There are at least two 'increasing their power'. One is individuals gaining power in Germany. That was a subgoal. The other is increasing the power of their nation or race in the world. That is the supergoal that, according to their ideology, all nazis should be working for. Beyond that they could have personal selfish goals. Perhaps including survival, reproduction and a legacy of having achieved something constructive. All of which they failed at.
In the values they expressed they took an extremely long perspective. They would extablish a thousand year empire, when they designed a building the first thing they thought of was what it should look like as a ruin and they included Darwinian evolution in their methods and considerations, as though their plans covered at the very least tens of thousands of years. But in their actions they threw away every chance at creating something stable for some futile gestures and a bunch of murders.
And wasting their forces to conquer territories that they knew that they would lose immediately was in itself irrational.
They didn't need the final solution to protect themselves from jews. They "had to" do it because they had used the jew as their outside threat to make the germans fall in line at the start of their rule, and they had internalized their own propaganda to the point that killing jews became a supergoal.
Not every chance. A small reduction in probability. The key word in my argument that you're not addressing is that they made a tradeoff.
if you assume (without evidence) that they didn't believe in their stated anti-Jewish goals at first, and that it was only propaganda, then you're undermining the whole discussion. We started out by considering their success in terms of their own goals and under the assumption they were being rational.

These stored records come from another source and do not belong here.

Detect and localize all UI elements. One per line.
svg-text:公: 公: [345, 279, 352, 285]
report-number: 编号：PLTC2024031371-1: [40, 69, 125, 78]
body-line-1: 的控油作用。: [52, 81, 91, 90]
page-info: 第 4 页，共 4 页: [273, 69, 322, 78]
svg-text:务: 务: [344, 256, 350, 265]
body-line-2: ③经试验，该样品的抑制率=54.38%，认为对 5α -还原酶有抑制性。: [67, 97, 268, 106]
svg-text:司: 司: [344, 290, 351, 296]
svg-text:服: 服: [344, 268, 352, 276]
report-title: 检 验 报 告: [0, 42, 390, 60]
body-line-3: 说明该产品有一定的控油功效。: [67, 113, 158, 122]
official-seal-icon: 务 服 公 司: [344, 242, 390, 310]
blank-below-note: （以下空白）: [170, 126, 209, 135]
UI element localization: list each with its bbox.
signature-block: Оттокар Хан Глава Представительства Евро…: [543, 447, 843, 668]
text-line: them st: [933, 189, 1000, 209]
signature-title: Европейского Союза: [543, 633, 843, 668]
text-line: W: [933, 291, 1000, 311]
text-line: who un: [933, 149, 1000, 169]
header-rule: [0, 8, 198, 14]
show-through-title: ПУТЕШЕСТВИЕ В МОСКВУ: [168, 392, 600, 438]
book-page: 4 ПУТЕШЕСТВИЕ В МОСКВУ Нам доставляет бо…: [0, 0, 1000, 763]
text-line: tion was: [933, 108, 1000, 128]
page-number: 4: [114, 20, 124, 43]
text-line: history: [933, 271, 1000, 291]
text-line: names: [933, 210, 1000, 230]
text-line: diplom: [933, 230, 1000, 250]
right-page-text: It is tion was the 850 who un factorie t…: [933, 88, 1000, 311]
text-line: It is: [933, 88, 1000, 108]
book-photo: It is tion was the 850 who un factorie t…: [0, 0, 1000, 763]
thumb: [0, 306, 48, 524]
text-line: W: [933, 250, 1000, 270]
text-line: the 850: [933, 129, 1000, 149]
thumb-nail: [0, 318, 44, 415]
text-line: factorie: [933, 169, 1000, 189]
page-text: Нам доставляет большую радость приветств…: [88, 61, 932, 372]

By this subgoal stomp, do you mean that when their subgoal (Killing Jews) became a priority, that it diverted resources away from their supergoal (world domination, or at least the domination of Europe/Asia), and thus they stomped on their own supergoal by irrationally promoting the importance of the subgoal?
If that is what you mean, then I think that a strong case could be made for this, as a lot of manpower was sucked into that particular void.
Yup. Exactly.
No, rationality == winning by definition. Intelligence doesn't seem to be well defined.
Rationality = having accurate beliefs about the world, not winning. If Eliezer Yudkowsky were serving a life sentence in a prison in Pakistan, he would be much more rational than the average person, but much less capable of winning.
Eh, I'd just convince them to let me out.
Hahahaha... How long have you been saving that one?
I suspect that it's easier to talk your way out of an AI-box than a prison cell.
Perhaps, but I'm a bit stunned at the idea that being in a prison cell means you should just give up. Have I taught you all nothing?
Well, come on, the first ideas I thought of wouldn't work in that situation. What do you expect me to do, think about it for five minutes?
The full phrase is "think about it for five minutes by an actual physical clock".
Good point.
Or, if you like, you can take it from Amanda.
Rationality == winning, but you still have to work with what you're given, obviously. Given that you're serving a life sentence in a Pakistani prison, (perfect) rationality will let you make the best of it.
Given that you have to figure out how to win, not just decide to win, it's not that trivial!